We have put systems in place to try and ‘hack’ our enquiries, as very early on Chrissy was spending countless hours replying to emails that we would never hear from again, so we were brave and hooked up an auto reply that linked to a short form, the ones we like the look of or the ones that complete the form get our time. Time is precious and when you stack up all the blocks that go into building a new business you need every minute!

Maybe a bit of a sensitive subject, but there was an unfortunate incident last year when a client essentially disappeared on you. I remember at the time being quite surprised that this could happen to someone with the experience they have in freelancing so it was a bit of wake up call that this can really happen to anyone. What advice would you give to someone who found themself in a similar position and have you changed anything in the way in which you work to avoid these kinds of situations?

It was a massive wake up call. I always invoice a 50% deposit up front with new clients, which this particular client paid with no problem. But when I finished the work and raised the final invoice they never settled. I chased and chased but they seemed to have disappeared off the face of the earth. The client was based in another country so from a legal stand point there was very little I could do to track them down and take action.

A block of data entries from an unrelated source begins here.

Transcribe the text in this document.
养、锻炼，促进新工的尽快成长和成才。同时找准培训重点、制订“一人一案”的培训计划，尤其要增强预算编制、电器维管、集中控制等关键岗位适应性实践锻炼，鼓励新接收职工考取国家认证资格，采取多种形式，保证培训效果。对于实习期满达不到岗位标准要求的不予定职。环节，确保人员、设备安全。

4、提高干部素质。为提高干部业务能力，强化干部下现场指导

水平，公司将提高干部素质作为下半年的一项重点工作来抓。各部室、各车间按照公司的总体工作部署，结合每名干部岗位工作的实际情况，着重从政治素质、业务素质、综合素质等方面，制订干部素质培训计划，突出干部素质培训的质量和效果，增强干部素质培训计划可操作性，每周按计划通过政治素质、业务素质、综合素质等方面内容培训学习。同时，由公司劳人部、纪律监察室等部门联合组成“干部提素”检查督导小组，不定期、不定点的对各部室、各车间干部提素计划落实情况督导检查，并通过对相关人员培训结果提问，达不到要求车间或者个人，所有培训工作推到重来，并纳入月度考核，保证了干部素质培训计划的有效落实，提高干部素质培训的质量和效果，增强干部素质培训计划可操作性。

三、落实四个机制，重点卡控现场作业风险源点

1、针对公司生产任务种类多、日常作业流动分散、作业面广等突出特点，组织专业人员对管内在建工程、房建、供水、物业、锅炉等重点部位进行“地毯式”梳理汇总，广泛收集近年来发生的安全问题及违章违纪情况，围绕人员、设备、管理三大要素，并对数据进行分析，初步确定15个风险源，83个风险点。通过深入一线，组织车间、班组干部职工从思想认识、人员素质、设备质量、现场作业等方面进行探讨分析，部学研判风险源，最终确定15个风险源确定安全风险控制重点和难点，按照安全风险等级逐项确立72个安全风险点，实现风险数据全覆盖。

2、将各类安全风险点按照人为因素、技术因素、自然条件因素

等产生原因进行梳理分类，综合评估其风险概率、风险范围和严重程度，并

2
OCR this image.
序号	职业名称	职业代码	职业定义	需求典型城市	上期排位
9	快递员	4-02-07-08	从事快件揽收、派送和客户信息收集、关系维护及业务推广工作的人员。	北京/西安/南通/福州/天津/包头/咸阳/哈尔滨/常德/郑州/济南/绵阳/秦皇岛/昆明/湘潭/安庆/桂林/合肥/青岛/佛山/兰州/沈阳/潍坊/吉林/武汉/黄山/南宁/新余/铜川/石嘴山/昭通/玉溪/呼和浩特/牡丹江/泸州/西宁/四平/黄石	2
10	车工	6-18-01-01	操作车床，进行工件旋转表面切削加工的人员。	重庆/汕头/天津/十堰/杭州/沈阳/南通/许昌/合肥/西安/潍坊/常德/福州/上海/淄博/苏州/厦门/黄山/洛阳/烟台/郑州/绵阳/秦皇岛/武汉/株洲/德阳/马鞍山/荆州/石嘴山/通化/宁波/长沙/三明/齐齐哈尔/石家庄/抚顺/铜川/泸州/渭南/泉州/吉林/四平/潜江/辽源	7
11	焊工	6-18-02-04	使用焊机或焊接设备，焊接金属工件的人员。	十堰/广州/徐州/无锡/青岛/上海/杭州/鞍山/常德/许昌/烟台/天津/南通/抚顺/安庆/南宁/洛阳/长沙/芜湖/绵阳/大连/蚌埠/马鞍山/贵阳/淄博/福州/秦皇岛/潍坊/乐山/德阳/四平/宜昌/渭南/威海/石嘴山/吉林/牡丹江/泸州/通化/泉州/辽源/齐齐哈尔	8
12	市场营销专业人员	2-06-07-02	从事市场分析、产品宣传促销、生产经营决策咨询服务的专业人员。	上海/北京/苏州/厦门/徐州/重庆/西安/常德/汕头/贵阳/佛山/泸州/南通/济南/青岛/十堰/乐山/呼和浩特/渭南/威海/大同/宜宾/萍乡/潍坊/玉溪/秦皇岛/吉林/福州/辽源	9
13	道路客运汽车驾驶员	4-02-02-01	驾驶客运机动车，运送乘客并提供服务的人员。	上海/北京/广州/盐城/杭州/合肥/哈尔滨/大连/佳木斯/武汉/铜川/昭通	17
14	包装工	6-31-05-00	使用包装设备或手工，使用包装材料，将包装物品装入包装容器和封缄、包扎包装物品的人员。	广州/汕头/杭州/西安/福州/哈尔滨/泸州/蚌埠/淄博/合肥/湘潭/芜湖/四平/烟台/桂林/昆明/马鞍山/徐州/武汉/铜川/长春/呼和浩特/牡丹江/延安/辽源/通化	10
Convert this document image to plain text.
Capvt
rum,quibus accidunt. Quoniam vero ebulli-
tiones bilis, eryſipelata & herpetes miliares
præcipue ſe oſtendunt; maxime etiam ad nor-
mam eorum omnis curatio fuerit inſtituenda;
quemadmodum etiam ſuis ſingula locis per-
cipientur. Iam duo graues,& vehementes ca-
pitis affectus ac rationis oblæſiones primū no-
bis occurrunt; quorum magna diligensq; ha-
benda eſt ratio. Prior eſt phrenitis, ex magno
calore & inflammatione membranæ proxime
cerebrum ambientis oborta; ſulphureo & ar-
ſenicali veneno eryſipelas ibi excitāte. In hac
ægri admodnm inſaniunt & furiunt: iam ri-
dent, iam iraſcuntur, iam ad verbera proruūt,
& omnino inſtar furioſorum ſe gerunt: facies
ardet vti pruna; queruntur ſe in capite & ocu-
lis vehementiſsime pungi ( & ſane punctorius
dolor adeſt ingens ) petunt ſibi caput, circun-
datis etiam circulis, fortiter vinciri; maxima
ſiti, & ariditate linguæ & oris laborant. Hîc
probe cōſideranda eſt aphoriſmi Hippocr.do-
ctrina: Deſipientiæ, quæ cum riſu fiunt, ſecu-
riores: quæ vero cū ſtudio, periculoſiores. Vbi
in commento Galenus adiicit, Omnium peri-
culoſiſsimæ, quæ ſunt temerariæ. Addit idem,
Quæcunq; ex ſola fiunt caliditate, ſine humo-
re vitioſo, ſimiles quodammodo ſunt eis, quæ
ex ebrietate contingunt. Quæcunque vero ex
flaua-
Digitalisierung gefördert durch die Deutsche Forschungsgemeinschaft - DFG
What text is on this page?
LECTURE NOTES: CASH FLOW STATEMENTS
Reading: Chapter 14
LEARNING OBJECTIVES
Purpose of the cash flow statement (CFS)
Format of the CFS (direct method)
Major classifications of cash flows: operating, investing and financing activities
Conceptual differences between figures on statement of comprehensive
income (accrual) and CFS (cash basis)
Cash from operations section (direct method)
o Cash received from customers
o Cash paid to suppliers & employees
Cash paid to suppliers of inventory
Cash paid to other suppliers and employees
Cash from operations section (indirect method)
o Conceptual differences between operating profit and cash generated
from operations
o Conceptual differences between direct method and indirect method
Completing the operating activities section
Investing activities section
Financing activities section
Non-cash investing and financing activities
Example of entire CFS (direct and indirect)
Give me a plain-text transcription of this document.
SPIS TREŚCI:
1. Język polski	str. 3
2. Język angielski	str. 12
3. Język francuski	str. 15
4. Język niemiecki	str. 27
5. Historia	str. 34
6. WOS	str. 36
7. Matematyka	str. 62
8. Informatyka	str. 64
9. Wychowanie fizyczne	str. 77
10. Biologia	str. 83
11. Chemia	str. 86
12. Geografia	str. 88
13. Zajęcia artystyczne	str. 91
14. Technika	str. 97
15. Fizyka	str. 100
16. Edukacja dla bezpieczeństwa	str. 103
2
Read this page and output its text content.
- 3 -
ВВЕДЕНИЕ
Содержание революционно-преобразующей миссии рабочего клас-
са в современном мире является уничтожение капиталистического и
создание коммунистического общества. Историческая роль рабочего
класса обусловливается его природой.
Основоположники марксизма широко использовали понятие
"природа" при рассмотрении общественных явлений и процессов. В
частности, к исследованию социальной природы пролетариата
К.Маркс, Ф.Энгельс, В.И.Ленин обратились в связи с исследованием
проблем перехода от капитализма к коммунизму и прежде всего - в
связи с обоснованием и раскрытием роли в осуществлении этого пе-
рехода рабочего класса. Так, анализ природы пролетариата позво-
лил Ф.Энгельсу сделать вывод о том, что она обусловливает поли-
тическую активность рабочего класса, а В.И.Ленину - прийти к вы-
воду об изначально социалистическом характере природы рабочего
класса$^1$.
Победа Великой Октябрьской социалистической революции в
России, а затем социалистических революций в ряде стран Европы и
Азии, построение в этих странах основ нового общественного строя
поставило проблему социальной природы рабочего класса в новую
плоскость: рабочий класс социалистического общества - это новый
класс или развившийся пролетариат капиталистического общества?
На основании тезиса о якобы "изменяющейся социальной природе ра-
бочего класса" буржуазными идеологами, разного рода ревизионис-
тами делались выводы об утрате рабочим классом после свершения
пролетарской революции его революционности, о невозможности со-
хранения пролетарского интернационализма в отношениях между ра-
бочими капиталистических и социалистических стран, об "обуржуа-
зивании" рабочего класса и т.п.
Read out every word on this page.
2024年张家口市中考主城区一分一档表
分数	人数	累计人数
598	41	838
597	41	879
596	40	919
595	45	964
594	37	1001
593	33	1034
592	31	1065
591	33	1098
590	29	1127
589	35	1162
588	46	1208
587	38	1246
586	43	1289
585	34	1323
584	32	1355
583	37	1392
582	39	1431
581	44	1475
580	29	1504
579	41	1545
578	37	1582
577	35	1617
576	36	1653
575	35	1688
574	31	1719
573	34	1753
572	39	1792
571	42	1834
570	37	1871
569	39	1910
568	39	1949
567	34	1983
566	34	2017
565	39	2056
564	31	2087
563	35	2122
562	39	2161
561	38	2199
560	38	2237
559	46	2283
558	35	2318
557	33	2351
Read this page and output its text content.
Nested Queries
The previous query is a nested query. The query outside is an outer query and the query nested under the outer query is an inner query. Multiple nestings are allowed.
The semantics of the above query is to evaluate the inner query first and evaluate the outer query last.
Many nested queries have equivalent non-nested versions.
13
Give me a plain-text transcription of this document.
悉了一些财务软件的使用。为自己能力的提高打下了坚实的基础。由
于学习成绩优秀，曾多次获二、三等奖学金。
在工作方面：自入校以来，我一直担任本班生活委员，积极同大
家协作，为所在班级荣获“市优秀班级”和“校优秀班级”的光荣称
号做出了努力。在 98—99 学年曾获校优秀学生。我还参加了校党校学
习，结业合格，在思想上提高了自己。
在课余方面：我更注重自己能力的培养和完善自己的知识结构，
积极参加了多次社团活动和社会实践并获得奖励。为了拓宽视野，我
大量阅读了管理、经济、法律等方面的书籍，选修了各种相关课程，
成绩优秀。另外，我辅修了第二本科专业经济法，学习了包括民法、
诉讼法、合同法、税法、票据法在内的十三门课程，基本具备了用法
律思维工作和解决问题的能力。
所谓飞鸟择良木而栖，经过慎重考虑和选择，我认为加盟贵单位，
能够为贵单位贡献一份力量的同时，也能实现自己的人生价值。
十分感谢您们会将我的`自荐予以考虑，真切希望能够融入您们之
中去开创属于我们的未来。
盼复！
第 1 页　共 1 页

We now do a lot more due diligence, using services like Company Check to keep an eye on the basic financial credentials, as well as checking the overseas business risks of countries I’ve not worked with before.

On a more positive note, congratulations on the launch of Howler.co. How did you find balancing the production of this project with client work?

Thanks! It is a juggling act, but Howler.co is something I really enjoy working on so its easy to find time for it at this stage. Having passion projects is what led me to becoming a UI/UX designer, and its where I get some of the best creative reward in my work, so I think I’ll always be tinkering away at something on the side. Having said that if Howler.co takes off how we want it to, I might change my tune if the site gets super busy!

The best thing about side projects and personal startups is you get opportunities to do things that you may not encounter with client work, for example, I’m not currently shouting about Howler but practicing some growth hacking techniques which has already lead to 17k page views and 80 new users in 4 weeks, not to mention the 1000 jokes the site as created. One of the best bits is being able to talk to clients on a level that they will understand, telling them ‘I tried that and this was my experience…’ is hugely powerful.

What are your sources of inspiration? Are there any other individuals that you particularly look up to within the industry?

Oh wow, I tend to use Dribbble and Pinterest for inspiration, there is always amazing work being designed by some far more talented (and younger!) designers than me, but I try not to fall into the trap of designing for the sake of design, every element should have a reason for being on the screen and you have to challenge each decision. I always loved what Teehan & Lax did, it was such a shock to hear they joined Facebook. I love the work of Focus Labs and Creative Dash too, they have such a great culture and it really shows in their work. One of my biggest areas of inspiration seeing what other startups are doing, every now and again you get a startup that just changes everything, for example Twitter’s Periscope; real time is going to be all the time soon and it really changes the way you think about functionality.

This is a question I like to ask people, called “What in your bag?”, and is to get an idea of the equiptment and tools you would carry around with you for a design job. So Mike, what is in your bag?

mike-hince-pic

Oh wow, I’m the least precious designer ever when it comes to my bag… it usually only has a few items. A Macbook Pro, any free notepad I can get my hands on and scribble down ugly notes, wireframe notepads, metal ruler, pen, pencil and mini charging cable. On my desk I have a Apple Cinema Display, Laptop Elevator, Large gaming mousemat, dock for my phone, usually coffee and lots of water. Keep hydrated kids.